Saturday, 9 June 2012
Latin Mass Updates from London-First Speaker, Dr. Rao
I am at the Latin Mass Conference in London. I shall report on five talks and may not blog tomorrow because of this great effort. Number five may either be on today or tomorrow, depending on my time. But, the first four are here. Enjoy!!!!
The first speaker, Dr. John Rao, the Director of the Roman Forum found here. The forum has been in existence since 1969 as a bastion of Catholic culture and the Latin Mass. The topic that he chose for the conference is from darkness to light. He spoke of the pilgrimage of our lives, how we chose our paths and our life mission, involving the Liturgy of the Catholic Church. He approached the subject in three steps. He noted that the Traditional Liturgy plays a part in the opening or enlightenment. The second section was on the counter-pilgrimage of the new liturgy, The third step he noted was the need to work with ourselves and others on this movement.
First, he noted that we need to take seriously the theme of Scripture that the Kingdom of God is at hand at the moment which requires conversion. I have noted this before on this blog, the idea that personal conversion is demanded of all of us by our baptism. The early apologists such as Ireneaus and Justin Martyr pointed out, as Dr. Rao noted, This requires community, in the movement to find Beauty and Goodness are to the individual as well as the community. Dr. Rao used the Allegory of Plato's Cave, the famous treatise, wherein Plato admitted we needed a God to save us. From the Father of Lights, comes the Word of God, the Incarnate One, to take us into the light of grace.
We have to abandon ourselves to the light, Who is Light, Who is God.
Dr. Rao said that people have to learn how to use nature and all the gifts and tools of God by abandoning ourselves to God.
Through Christ we can marshal everything given to us in nature. This is hard work, as many of the saints have noted and as we know from experience. We have to reach out to others, of course. Dr. Rao emphasized the hard work of defeating the downward movement of slumber or darkness. What has this to do with the Latin Mass? Liturgy is an expression of the community, as we know from Greek history.
The TLM has been of the primary value of moving people to Christ, and this is a paraphrase of Dr. Rao. He stressed that the pedagogy, the teaching is important, but the Liturgy, the TLM is focused on the Trinity. We are influenced, moved to serve God through our natural gifts through the TLM. Those of us who desire and want to go to the TLM regularly know that this is true, That the Liturgy forms us, gives us a spirituality, forms our community.

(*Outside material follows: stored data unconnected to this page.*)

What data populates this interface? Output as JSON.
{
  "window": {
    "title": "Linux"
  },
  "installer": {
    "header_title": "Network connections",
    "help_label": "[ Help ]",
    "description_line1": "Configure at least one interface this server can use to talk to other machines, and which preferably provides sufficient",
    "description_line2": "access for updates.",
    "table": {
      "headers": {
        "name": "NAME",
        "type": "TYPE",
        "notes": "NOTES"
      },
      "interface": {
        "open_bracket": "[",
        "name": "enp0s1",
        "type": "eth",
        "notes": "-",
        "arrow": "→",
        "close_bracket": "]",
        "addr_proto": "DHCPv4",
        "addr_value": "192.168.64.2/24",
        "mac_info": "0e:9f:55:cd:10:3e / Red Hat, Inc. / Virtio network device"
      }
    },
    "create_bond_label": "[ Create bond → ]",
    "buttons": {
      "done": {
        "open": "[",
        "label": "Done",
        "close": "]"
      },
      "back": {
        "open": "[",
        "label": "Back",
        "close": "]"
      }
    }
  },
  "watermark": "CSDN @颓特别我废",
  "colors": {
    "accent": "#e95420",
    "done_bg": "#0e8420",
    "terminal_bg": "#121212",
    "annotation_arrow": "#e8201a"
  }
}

Step two in his talk, people were revolted by Christianity and were against the popular acceptance of Catholicism. He called them sophists, the historical title for those who want light without Christ. I am glad Dr. Rao referred to the Socratics, as I am of that background of exploring Faith through the Rational. He rightly pointed out that the wordsmiths used words to create negativity towards Christianity, co-opting the Faith. (I call these the Post-post Moderns and the Deconstructionists).

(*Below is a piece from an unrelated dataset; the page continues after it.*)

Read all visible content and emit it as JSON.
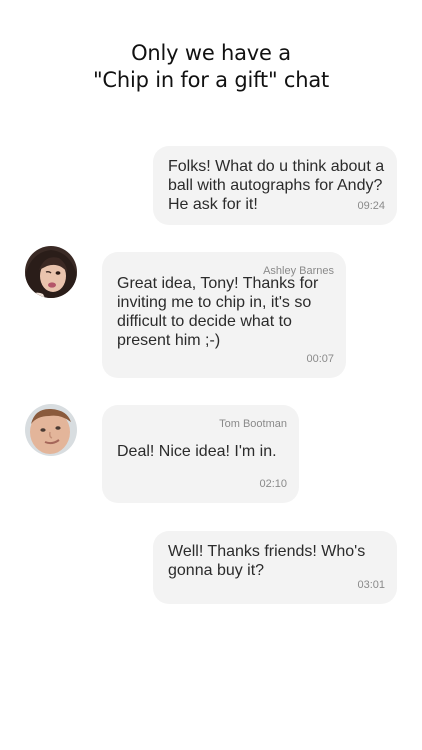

These negative philosophers are, as I note here over and over again, really hate the Truth, Who is a Person.
Dr. Rao correctly showed the long history of these twists, to the Enlightenment, and to our modern day hodge-podge of modern science and technology, pulling us into fragmentation and darkness. He made the connection to modern liturgy, which was influenced by divisions in the Christian world--in other words Protestantism. He had an interesting note on the Catholics looking for success in bringing in large groups of people in the 1920s and 1930s. Of course, as I thought during his talk, there was a revival of Catholicism in England and France at that time, with people, (and I am adding this here, as he did not refer to these men, Dawson, Belloc, Maritain, Gilson).
Dr. Rao claimed that the new liturgy was a result of the loss of vision and furtherance of passions, which we here on this blog can all agree upon. The third step in his talk had to do with engaging seriously in personal transformation of the environment around us. He claimed that we are split in our Catholicism. I am always writing about this on this blog. WE DO NOT THINK LIKE CATHOLICS-- one of my themes on my blog.
I shall continue to report on the Latin Mass Conference all day.